Many companies’ compensation packages passed when put to a shareholder vote by an overwhelming majority (68 percent passed with more than 90 percent of the vote), while 8 percent of companies received less than 70 percent shareholder support. 

Role of Shareholder Advisory Firms

Shareholder advisory firms such as Institutional Shareholder Services and Glass Lewis & Co. are having a significant impact on proxy vote results.  While these firms have no sanctioned powers, their influence cannot be ignored by boards and companies.  ISS in particular had an impact on 2011 vote results, especially at companies with high institutional ownership.  Overall, companies with an ISS “against” recommendation received an average of 68 percent shareholder support, compared to 92 percent at companies that received ISS support.   Going forward, ISS has indicated they will give extra scrutiny to companies that received less than 70 percent shareholder support in their prior year say-on-pay vote. 

What Factors Influenced the Vote?

Based on our review of ISS and Glass Lewis vote recommendations, a common reason cited for receiving an “against” vote was a pay-for-performance disconnect.  For ISS, this outcome was triggered when a company’s 1- and 3-year Total Shareholder Return (TSR) fell below industry GICS (global industrial classification standard) codes, without a corresponding adjustment in CEO pay.  Poor pay practices such as the use of tax gross-ups and single-triggers on Change in Control benefits also influenced a number of “against” votes.  In some cases, poor disclosure and excessive compensation were cited as contributing factors.

Increasing the Likelihood of  Shareholder Support

Companies can do several things to increase their level of shareholder support for SOP votes in the 2012 proxy season. 

Enhance Proxy Disclosure

The Compensation Discussion and Analysis (CD&A) is the basis of shareholder votes and should be written clearly and presented in an easy-to-read format.  Using tables, graphs and bullets can focus the reader on key points.  While not required, an executive summary allows companies to tell their “story,” reinforce pay-performance alignment and highlight pay practices shareholders will view positively.  The CD&A should plainly discuss incentive plan metrics and payouts, as well as any data, analysis and information considered in the compensation committee’s decisions.  Peer groups will receive increased scrutiny next year, when ISS adds peer data to its vote methodology. 
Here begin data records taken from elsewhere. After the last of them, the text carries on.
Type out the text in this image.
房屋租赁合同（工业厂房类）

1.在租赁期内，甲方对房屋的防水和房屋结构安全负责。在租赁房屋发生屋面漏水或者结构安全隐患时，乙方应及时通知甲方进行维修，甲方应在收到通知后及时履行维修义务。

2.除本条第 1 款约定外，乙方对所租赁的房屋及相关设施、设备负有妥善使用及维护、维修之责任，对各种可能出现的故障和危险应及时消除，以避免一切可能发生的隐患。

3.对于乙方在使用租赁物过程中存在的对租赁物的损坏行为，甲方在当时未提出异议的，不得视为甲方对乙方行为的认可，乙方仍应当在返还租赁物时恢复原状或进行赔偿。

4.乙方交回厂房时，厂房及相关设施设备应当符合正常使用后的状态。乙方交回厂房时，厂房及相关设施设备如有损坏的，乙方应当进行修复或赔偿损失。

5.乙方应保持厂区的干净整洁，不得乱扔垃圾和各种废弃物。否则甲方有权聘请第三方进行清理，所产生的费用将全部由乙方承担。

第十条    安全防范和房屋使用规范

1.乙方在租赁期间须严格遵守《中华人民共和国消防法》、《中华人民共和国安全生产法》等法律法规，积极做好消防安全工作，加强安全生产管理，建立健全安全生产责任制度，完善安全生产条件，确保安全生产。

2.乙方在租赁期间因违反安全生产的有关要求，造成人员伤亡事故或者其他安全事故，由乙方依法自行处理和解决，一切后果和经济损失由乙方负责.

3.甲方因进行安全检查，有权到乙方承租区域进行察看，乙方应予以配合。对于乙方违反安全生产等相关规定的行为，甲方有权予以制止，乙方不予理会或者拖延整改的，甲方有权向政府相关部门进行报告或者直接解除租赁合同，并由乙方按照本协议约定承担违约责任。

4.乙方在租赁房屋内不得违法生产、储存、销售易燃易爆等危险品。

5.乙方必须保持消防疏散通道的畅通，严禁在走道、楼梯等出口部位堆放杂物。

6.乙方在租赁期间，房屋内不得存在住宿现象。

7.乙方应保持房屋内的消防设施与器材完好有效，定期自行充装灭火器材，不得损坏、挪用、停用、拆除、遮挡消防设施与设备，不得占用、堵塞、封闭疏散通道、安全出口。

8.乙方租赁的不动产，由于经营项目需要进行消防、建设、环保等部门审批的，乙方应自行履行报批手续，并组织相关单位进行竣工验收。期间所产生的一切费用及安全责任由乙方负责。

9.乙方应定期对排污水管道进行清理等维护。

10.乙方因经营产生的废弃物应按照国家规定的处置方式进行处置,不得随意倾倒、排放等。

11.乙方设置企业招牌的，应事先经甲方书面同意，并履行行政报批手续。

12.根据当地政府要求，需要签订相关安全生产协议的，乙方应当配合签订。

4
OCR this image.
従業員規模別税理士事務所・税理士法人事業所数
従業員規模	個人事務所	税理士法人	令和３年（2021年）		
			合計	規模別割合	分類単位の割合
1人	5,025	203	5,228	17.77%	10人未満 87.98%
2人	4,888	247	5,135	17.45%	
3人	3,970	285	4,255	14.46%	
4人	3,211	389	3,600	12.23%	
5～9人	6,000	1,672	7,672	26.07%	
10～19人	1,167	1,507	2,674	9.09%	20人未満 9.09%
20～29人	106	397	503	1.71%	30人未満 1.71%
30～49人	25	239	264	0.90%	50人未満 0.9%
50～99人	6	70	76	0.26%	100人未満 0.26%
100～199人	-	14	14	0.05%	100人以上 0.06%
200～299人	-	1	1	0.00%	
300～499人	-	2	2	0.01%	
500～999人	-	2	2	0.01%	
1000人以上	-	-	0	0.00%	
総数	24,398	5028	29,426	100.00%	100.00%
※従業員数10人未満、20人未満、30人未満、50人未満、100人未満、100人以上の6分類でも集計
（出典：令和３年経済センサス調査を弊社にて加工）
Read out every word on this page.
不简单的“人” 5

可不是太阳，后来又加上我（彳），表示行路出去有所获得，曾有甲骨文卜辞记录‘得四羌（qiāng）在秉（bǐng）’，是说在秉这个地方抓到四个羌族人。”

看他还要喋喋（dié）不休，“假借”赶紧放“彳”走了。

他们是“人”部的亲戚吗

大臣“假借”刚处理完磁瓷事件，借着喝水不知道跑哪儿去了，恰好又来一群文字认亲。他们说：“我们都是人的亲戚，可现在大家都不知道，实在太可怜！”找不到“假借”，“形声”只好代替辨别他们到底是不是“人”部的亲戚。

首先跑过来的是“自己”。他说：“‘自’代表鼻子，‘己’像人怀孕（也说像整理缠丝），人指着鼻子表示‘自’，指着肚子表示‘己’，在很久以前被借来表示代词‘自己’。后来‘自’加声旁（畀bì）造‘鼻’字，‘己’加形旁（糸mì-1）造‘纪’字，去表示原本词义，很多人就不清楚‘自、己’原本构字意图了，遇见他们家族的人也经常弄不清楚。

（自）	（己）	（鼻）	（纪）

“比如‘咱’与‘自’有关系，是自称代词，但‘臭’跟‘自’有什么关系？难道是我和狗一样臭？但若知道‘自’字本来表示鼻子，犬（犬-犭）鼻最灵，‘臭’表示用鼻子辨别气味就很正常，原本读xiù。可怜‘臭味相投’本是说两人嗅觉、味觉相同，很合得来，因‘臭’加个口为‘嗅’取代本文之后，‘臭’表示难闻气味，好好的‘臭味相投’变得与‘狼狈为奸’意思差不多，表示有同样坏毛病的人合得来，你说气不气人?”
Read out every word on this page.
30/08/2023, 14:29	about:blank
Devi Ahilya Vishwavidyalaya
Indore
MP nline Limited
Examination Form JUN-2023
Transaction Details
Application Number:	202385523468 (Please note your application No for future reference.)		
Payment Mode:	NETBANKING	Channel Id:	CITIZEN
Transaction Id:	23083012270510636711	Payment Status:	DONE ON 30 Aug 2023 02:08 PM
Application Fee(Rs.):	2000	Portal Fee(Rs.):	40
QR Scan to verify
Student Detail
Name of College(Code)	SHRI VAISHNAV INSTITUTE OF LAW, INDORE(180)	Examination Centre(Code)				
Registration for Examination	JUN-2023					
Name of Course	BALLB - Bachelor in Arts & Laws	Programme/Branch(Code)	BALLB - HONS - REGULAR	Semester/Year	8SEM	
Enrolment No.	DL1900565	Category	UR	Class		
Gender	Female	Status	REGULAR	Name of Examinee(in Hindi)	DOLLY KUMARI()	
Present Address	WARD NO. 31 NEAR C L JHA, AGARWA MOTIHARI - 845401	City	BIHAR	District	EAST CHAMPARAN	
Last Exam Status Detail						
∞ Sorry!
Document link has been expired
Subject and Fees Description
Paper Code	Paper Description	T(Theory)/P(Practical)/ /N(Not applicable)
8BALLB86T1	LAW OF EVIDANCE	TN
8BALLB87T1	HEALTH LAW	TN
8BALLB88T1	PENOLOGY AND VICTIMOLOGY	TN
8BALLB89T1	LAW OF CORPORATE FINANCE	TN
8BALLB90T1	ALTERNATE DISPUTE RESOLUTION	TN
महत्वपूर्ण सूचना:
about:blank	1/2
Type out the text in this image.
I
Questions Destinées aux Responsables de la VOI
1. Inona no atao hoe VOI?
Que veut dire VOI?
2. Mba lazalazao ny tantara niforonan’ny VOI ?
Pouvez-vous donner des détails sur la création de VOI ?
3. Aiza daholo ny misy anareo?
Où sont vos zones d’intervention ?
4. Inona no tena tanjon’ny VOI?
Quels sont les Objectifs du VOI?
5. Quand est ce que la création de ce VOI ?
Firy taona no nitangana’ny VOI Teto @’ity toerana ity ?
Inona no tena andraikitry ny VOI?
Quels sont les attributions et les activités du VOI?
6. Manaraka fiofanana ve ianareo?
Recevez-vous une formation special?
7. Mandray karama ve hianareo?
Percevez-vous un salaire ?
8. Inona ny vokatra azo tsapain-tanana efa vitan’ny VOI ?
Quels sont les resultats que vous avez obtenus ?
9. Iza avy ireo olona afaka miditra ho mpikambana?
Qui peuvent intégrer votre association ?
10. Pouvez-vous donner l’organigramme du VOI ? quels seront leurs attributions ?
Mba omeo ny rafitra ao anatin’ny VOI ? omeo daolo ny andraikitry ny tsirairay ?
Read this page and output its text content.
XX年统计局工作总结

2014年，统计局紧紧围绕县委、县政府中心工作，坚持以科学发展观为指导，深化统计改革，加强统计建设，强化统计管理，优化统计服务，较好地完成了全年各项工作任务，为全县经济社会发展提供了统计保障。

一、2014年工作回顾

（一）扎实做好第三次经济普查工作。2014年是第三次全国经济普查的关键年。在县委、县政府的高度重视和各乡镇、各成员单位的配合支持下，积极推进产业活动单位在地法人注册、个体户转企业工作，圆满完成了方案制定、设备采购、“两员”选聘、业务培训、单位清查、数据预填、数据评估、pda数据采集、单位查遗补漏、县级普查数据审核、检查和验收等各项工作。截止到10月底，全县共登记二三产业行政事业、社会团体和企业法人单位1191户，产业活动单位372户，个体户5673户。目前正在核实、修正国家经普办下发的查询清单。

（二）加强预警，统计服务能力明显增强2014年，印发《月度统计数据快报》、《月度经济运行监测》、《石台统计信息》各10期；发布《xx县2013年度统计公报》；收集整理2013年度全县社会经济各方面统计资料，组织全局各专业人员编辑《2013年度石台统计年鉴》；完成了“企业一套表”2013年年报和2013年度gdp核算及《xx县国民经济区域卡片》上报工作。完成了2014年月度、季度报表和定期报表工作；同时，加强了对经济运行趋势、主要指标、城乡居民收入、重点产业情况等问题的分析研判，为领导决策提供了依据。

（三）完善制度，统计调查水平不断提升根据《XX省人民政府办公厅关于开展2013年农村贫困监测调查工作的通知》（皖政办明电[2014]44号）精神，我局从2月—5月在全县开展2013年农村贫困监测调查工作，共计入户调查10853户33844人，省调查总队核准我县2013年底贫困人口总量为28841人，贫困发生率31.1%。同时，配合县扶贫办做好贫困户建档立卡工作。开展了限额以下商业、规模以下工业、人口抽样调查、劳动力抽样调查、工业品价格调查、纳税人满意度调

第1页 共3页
Understand Shareholder Criticisms

How companies respond to concerns about executive pay programs will be an important factor in future votes.  It is critical to understand the voting policies of major shareholders and any issues raised as concerns, even if they didn’t result in an “against” recommendation.  Compensation committees should discuss these concerns and consider whether to make changes to pay programs.  Companies should provide enhanced disclosure to rationalize  pay programs and decisions in light of investor concerns.

Some changes made by companies include amending employment agreements to eliminate golden parachute tax gross-ups (Disney); adding performance conditions for equity grants (Umpqua, Lockheed Martin, GE); reducing compensation (Key Corp), and changing peer groups (Occidental).

Improve Shareholder Communications

One positive impact of say-on-pay is that it has increased communication between companies and their shareholders. A two-way dialogue with major shareholders throughout the year can increase the likelihood of support for say-on-pay. 

In Summary

Shareholder advisory votes on pay packages were mandated with little notice for the 2011 proxy season, leaving investors and advisory firms with limited resources and time to prepare. As say-on-pay moves into its second year, scrutiny of executive pay practices will continue.  ISS has already changed its methodology for their vote recommendations. Companies that received shareholder support last year are not guaranteed the same result in 2012. 

Overall, monitoring and aligning the pay-for-performance relationship should be an ongoing responsibility and focus of compensation committees.  It is not too late to make well informed decisions, engage shareholders and improve disclosure to increase the likelihood of receiving a positive say-on-pay result in 2012.